UDIA National – the nation’s peak body representing the property development industry – has welcomed the new analysis from the National Housing Finance and Investment Corporation (NHFIC) released today.
“The continued creep of infrastructure charges and levies is adding to the affordability woes facing homebuyers across Australia,” said UDIA National President, Simon Basheer.
“These taxes can comprise as much as 20 percent of the total cost of new housing and add as much as $85,000 to the ‘sticker price’.
“Every single cent charged in infrastructure taxes, charges and levies gets baked into the final price paid by homebuyers and sits on top of the costs incurred via stamp duties and other taxes on property.

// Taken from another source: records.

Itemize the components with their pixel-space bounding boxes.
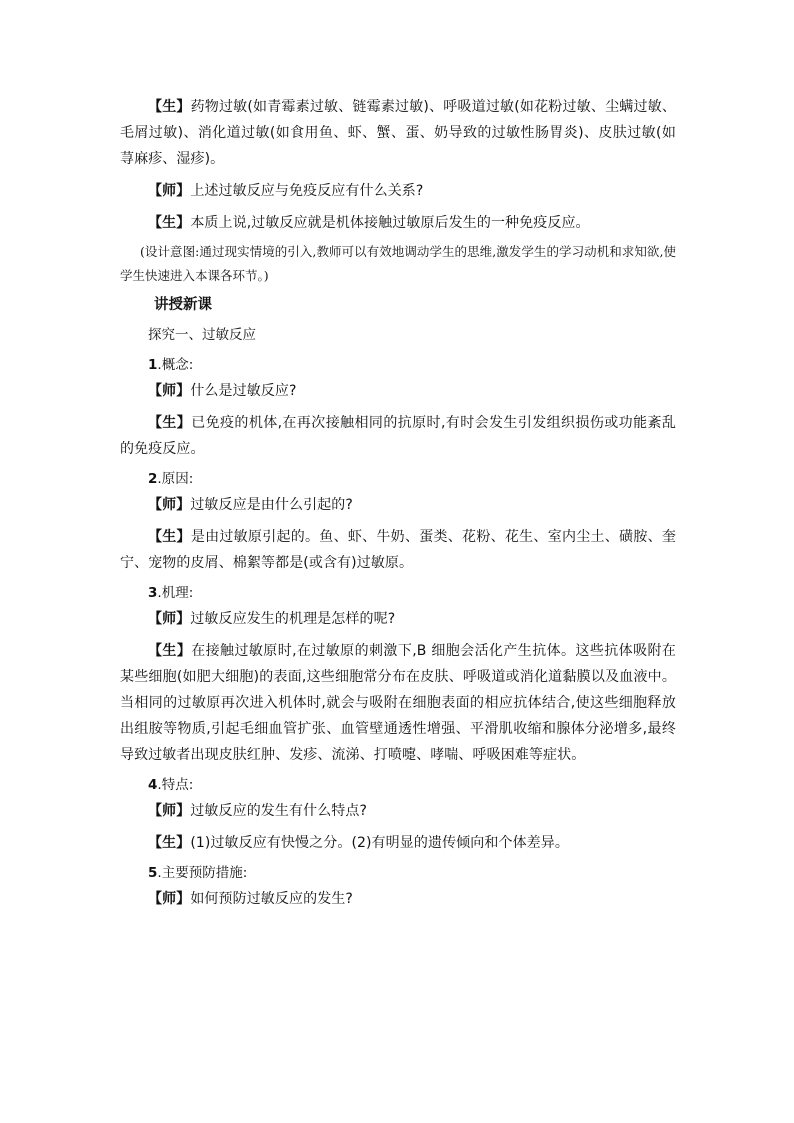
paragraph-text: 药物过敏(如青霉素过敏、链霉素过敏)、呼吸道过敏(如花粉过敏、尘螨过敏、毛屑过敏)、消化道过敏(如食用鱼、虾、蟹、蛋、奶导致的过敏性肠胃炎)、皮肤过敏(如荨麻疹、湿疹)。 (120, 99, 676, 167)
paragraph-text: 已免疫的机体,在再次接触相同的抗原时,有时会发生引发组织损伤或功能紊乱的免疫反应。 (120, 415, 676, 457)
paragraph-text: 什么是过敏反应? (190, 383, 297, 399)
student-tag: 【生】 (148, 99, 191, 115)
student-answer-paragraph (120, 638, 676, 768)
student-tag: 【生】 (148, 215, 191, 231)
student-answer-paragraph (120, 94, 676, 172)
item-title: .原因: (157, 471, 194, 487)
paragraph-text: 过敏反应的发生有什么特点? (190, 803, 368, 819)
paragraph-text: 是由过敏原引起的。鱼、虾、牛奶、蛋类、花粉、花生、室内尘土、磺胺、奎宁、宠物的皮屑、棉絮等都是(或含有)过敏原。 (120, 529, 676, 571)
student-tag: 【生】 (148, 835, 191, 851)
document-body (120, 94, 676, 912)
paragraph-text: 过敏反应发生的机理是怎样的呢? (190, 611, 396, 627)
item-number: 2 (148, 471, 158, 487)
item-number: 1 (148, 357, 158, 373)
item-title: .主要预防措施: (157, 865, 248, 881)
student-answer-paragraph (120, 410, 676, 462)
paragraph-text: 上述过敏反应与免疫反应有什么关系? (190, 183, 424, 199)
paragraph-text: 在接触过敏原时,在过敏原的刺激下,B 细胞会活化产生抗体。这些抗体吸附在某些细胞(如肥大细胞)的表面,这些细胞常分布在皮肤、呼吸道或消化道黏膜以及血液中。当相同的过敏原再次进入机体时,就会与吸附在细胞表面的相应抗体结合,使这些细胞释放出组胺等物质,引起毛细血管扩张、血管壁通透性增强、平滑肌收缩和腺体分泌增多,最终导致过敏者出现皮肤红肿、发疹、流涕、打喷嚏、哮喘、呼吸困难等症状。 (120, 643, 676, 763)
teacher-question-paragraph (120, 492, 676, 518)
item-heading (120, 772, 676, 798)
item-title: .概念: (157, 357, 194, 373)
student-tag: 【生】 (148, 643, 192, 659)
paragraph-text: 过敏反应是由什么引起的? (190, 497, 353, 513)
student-tag: 【生】 (148, 529, 191, 545)
item-heading (120, 860, 676, 886)
paragraph-text: 如何预防过敏反应的发生? (190, 891, 353, 907)
item-heading (120, 580, 676, 606)
subsection-title: 探究一、过敏反应 (148, 327, 256, 343)
teacher-question-paragraph (120, 886, 676, 912)
design-intent-note: (设计意图:通过现实情境的引入,教师可以有效地调动学生的思维,激发学生的学习动机和求知欲,使学生快速进入本课各环节。) (120, 244, 676, 283)
paragraph-text: 本质上说,过敏反应就是机体接触过敏原后发生的一种免疫反应。 (190, 215, 590, 231)
item-number: 5 (148, 865, 158, 881)
teacher-question-paragraph (120, 798, 676, 824)
student-answer-paragraph (120, 524, 676, 576)
item-number: 4 (148, 777, 158, 793)
teacher-tag: 【师】 (148, 803, 191, 819)
teacher-question-paragraph (120, 606, 676, 632)
teacher-tag: 【师】 (148, 383, 191, 399)
teacher-tag: 【师】 (148, 183, 191, 199)
teacher-question-paragraph (120, 378, 676, 404)
item-title: .特点: (157, 777, 194, 793)
item-heading (120, 466, 676, 492)
item-number: 3 (148, 585, 158, 601)
section-heading: 讲授新课 (154, 297, 212, 313)
student-answer-paragraph (120, 830, 676, 856)
student-tag: 【生】 (148, 415, 192, 431)
teacher-tag: 【师】 (148, 611, 191, 627)
paragraph-text: (1)过敏反应有快慢之分。(2)有明显的遗传倾向和个体差异。 (190, 835, 569, 851)
item-title: .机理: (157, 585, 194, 601)
student-answer-paragraph (120, 210, 676, 236)
teacher-tag: 【师】 (148, 891, 191, 907)
item-heading (120, 352, 676, 378)
teacher-tag: 【师】 (148, 497, 191, 513)
teacher-question-paragraph (120, 178, 676, 204)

“What’s worse, there is evidence the complexity and inefficiency of the existing process is serving the system poorly, with delays in the delivery of essential infrastructure stalling the release of new housing.
“Major land releases across some of our capital cities are currently facing extended delays as state agencies and councils fail to put in place the enabling infrastructure needed to service them.

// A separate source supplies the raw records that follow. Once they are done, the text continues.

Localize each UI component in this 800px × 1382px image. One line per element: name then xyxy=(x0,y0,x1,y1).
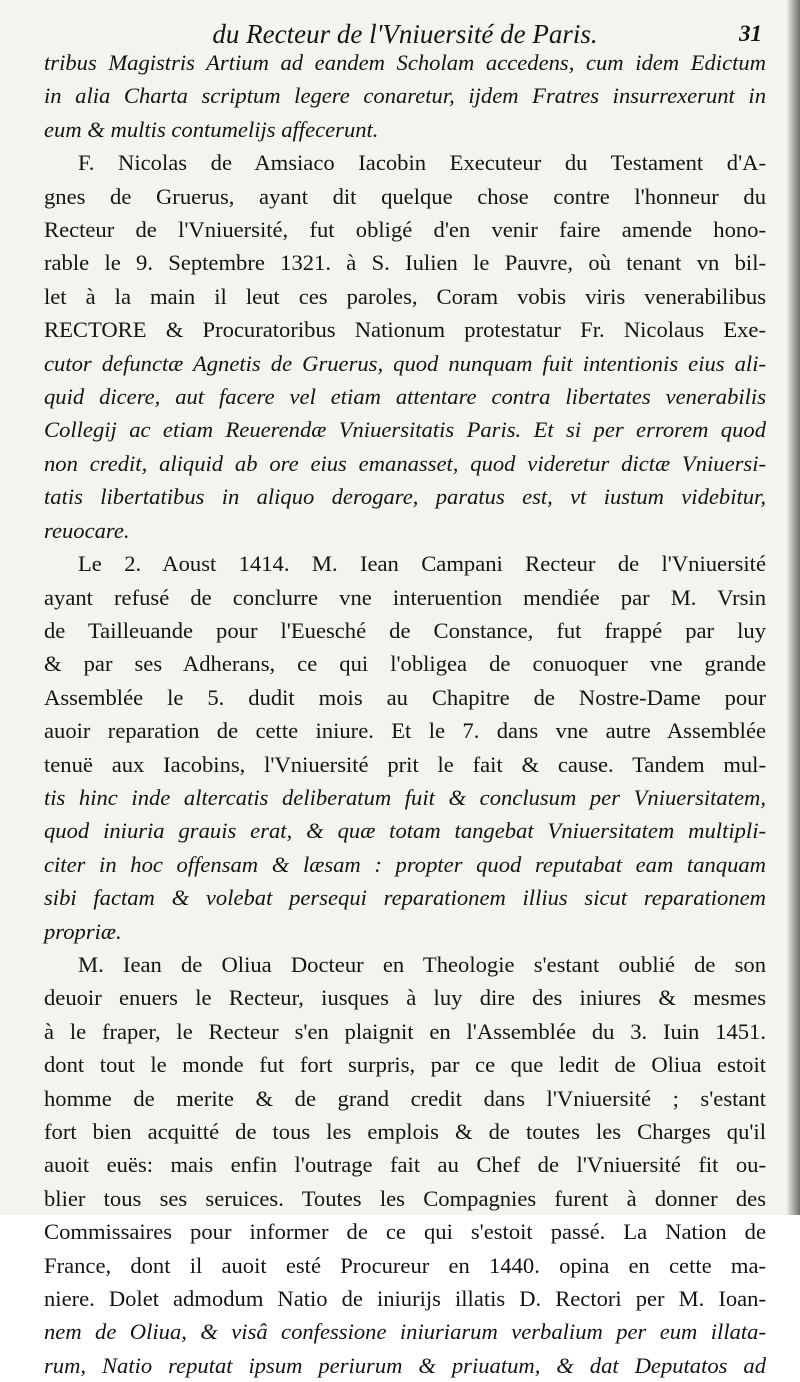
text-line: fort bien acquitté de tous les emplois & de toutes les Charges qu'il xyxy=(44,1119,766,1144)
text-line: blier tous ses seruices. Toutes les Compagnies furent à donner des xyxy=(44,1185,766,1211)
text-line: RECTORE & Procuratoribus Nationum protestatur Fr. Nicolaus Exe- xyxy=(44,317,766,343)
page-number: 31 xyxy=(739,21,762,46)
text-line: quod iniuria grauis erat, & quæ totam tangebat Vniuersitatem multipli- xyxy=(44,818,766,844)
text-line: rum, Natio reputat ipsum periurum & priuatum, & dat Deputatos ad xyxy=(44,1352,766,1378)
text-line: let à la main il leut ces paroles, Coram vobis viris venerabilibus xyxy=(44,283,766,309)
text-line: & par ses Adherans, ce qui l'obligea de conuoquer vne grande xyxy=(44,651,766,677)
text-line: de Tailleuande pour l'Euesché de Constance, fut frappé par luy xyxy=(44,617,766,643)
text-line: niere. Dolet admodum Natio de iniurijs illatis D. Rectori per M. Ioan- xyxy=(44,1286,766,1312)
paragraph xyxy=(44,146,766,547)
text-line: non credit, aliquid ab ore eius emanasset, quod videretur dictæ Vniuersi- xyxy=(44,450,766,476)
text-line: France, dont il auoit esté Procureur en 1440. opina en cette ma- xyxy=(44,1252,766,1278)
text-line: deuoir enuers le Recteur, iusques à luy dire des iniures & mesmes xyxy=(44,985,766,1011)
text-line: Collegij ac etiam Reuerendæ Vniuersitatis Paris. Et si per errorem quod xyxy=(44,417,766,443)
text-line: tribus Magistris Artium ad eandem Scholam accedens, cum idem Edictum xyxy=(44,50,766,75)
text-line: in alia Charta scriptum legere conaretur, ijdem Fratres insurrexerunt in xyxy=(44,83,766,109)
text-line: ayant refusé de conclurre vne interuention mendiée par M. Vrsin xyxy=(44,584,766,610)
text-line: cutor defunctæ Agnetis de Gruerus, quod nunquam fuit intentionis eius ali- xyxy=(44,350,766,376)
text-line: propriæ. xyxy=(44,918,122,944)
running-head-title: du Recteur de l'Vniuersité de Paris. xyxy=(212,19,598,49)
text-line: tatis libertatibus in aliquo derogare, paratus est, vt iustum videbitur, xyxy=(44,484,766,510)
text-line: M. Iean de Oliua Docteur en Theologie s'estant oublié de son xyxy=(78,951,766,977)
text-line: gnes de Gruerus, ayant dit quelque chose contre l'honneur du xyxy=(44,183,766,209)
text-line: Le 2. Aoust 1414. M. Iean Campani Recteur de l'Vniuersité xyxy=(78,551,766,577)
text-line: reuocare. xyxy=(44,517,130,543)
text-line: citer in hoc offensam & læsam : propter quod reputabat eam tanquam xyxy=(44,851,766,877)
text-line: homme de merite & de grand credit dans l'Vniuersité ; s'estant xyxy=(44,1085,766,1111)
text-line: sibi factam & volebat persequi reparationem illius sicut reparationem xyxy=(44,885,766,911)
text-line: Assemblée le 5. dudit mois au Chapitre de Nostre-Dame pour xyxy=(44,684,766,710)
body-text xyxy=(44,46,766,1382)
text-line: tenuë aux Iacobins, l'Vniuersité prit le fait & cause. Tandem mul- xyxy=(44,751,766,777)
text-line: dont tout le monde fut fort surpris, par ce que ledit de Oliua estoit xyxy=(44,1052,766,1078)
paragraph xyxy=(44,46,766,146)
running-head xyxy=(44,0,766,49)
text-line: quid dicere, aut facere vel etiam attentare contra libertates venerabilis xyxy=(44,384,766,410)
text-line: rable le 9. Septembre 1321. à S. Iulien le Pauvre, où tenant vn bil- xyxy=(44,250,766,276)
text-line: Recteur de l'Vniuersité, fut obligé d'en venir faire amende hono- xyxy=(44,217,766,243)
text-line: eum & multis contumelijs affecerunt. xyxy=(44,116,379,142)
text-line: Commissaires pour informer de ce qui s'estoit passé. La Nation de xyxy=(44,1219,766,1245)
paragraph xyxy=(44,948,766,1382)
page-edge-shadow xyxy=(786,0,800,1215)
text-line: nem de Oliua, & visâ confessione iniuriarum verbalium per eum illata- xyxy=(44,1319,766,1345)
text-line: auoir reparation de cette iniure. Et le 7. dans vne autre Assemblée xyxy=(44,718,766,744)
text-line: F. Nicolas de Amsiaco Iacobin Executeur du Testament d'A- xyxy=(78,150,766,176)
paragraph xyxy=(44,547,766,948)
text-line: à le fraper, le Recteur s'en plaignit en l'Assemblée du 3. Iuin 1451. xyxy=(44,1018,766,1044)
text-line: auoit euës: mais enfin l'outrage fait au Chef de l'Vniuersité fit ou- xyxy=(44,1152,766,1178)
text-line: tis hinc inde altercatis deliberatum fuit & conclusum per Vniuersitatem, xyxy=(44,784,766,810)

“We need a complete overhaul of infrastructure charging regimes to better share the costs between the homebuyer and broader community, and what should be funded from general revenue sources.
“A transparent system that better charts the calculation, collection and distribution of infrastructure charges is also essential to bring more accountability to the system.”
UDIA National has consistently called for the development and implementation of ‘leagues tables’ to hold states, territories and local governments to account for the performance of planning systems and the delivery of much needed supply to put downward pressure on pricing.
“Benchmarking the elements of planning systems – including infrastructure charges – and transparently reporting on their performance is critical if we’re going to fix housing supply,” said Mr Basheer.
“This is where the Commonwealth Government and NHFIC can take a leadership role, and then match it with an incentives-based system that prompts the states and territories to fix barriers to housing supply.”